John Dinsdale, chief analyst and analysis director at Synergy Analysis Group, stated the drivers and advantages by way of location are completely different for each fashions.
“Colocation information facilities will at all times have a tendency in direction of being close to massive concentrations of financial exercise,” he defined. “In Europe, meaning London, Frankfurt, Paris and Amsterdam are the preferred places.”
For hyperscale operators constructing their very own information facilities, proximity to finish customers isn’t such an enormous deal so they are going to be extra influenced by issues like value of actual property, value and availability of energy, ease of doing enterprise, native laws, and entry to community infrastructure.
“For hyperscale operations, Eire has thus far been the popular location, adopted at a distance by the Netherlands and Germany,” Dinsdale says.
When seeking to the long run, he singles out Spain and Sweden as two international locations experiencing a lot exercise and growing in significance.
Meta Odense Knowledge Middle in Odense, Denmark. Picture: Alamy
Meta Odense Knowledge Middle in Odense, Denmark. Picture: Alamy
Strategic Engagement Wanted
Winterson says the EU should shift from reactive policymaking to extra strategic engagement with the info middle trade.
“We’ve received to cease simply ready and responding to consultations that are available as a result of a few of these consultations are irrelevant,” he says.
As an alternative, Winterson argues that the EU ought to deal with structural challenges like vitality entry and regulatory complexity.

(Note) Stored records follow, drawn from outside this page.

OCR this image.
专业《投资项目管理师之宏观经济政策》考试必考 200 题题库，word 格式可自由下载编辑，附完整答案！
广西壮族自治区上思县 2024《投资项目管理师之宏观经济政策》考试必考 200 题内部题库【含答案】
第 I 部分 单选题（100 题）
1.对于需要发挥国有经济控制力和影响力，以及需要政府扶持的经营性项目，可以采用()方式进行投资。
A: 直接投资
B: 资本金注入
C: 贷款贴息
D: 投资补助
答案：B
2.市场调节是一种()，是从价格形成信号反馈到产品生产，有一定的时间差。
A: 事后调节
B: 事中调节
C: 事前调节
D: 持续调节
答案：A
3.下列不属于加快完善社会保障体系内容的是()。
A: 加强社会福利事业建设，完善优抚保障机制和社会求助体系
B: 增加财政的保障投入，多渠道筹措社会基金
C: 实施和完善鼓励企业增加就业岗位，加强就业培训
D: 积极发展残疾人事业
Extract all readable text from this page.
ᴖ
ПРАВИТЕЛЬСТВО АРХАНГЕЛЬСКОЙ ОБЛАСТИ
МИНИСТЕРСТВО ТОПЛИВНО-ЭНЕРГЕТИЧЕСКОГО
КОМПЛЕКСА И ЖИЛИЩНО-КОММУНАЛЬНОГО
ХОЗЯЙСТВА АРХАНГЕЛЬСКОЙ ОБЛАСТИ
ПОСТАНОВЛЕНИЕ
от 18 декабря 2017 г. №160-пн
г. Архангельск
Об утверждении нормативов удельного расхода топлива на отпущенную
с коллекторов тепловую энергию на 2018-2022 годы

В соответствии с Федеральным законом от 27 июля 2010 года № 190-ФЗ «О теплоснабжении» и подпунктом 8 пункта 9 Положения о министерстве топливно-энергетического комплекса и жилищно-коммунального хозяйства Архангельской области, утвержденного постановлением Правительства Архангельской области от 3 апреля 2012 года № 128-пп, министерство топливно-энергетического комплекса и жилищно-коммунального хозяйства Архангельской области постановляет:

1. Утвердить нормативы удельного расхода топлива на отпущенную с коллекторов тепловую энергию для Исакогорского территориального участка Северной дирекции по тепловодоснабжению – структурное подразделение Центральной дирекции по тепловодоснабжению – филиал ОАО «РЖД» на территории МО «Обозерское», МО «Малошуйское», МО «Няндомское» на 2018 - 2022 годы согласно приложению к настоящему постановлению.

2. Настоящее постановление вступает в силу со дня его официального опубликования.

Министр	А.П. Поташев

“We have to begin addressing the basic points,” he explains, noting that the EUDCA just lately printed a manifesto outlining its prime coverage priorities. “Precedence primary [is to] repair the vitality downside,” he says. “There are issues that may be accomplished on this present administration to repair a few of these vitality issues.”
Learn extra of the newest information middle regulation information
Winterson questioned previous efforts that missed the larger image, pointing to years-long coverage roadmaps with marginal advantages.
“Dangerous laws, failing to execute the laws appropriately, or failing to get the massive image is the basic problem,” he says.
With out cohesive, cross-sector motion, the EU dangers undermining its personal digital ambitions, he cautions.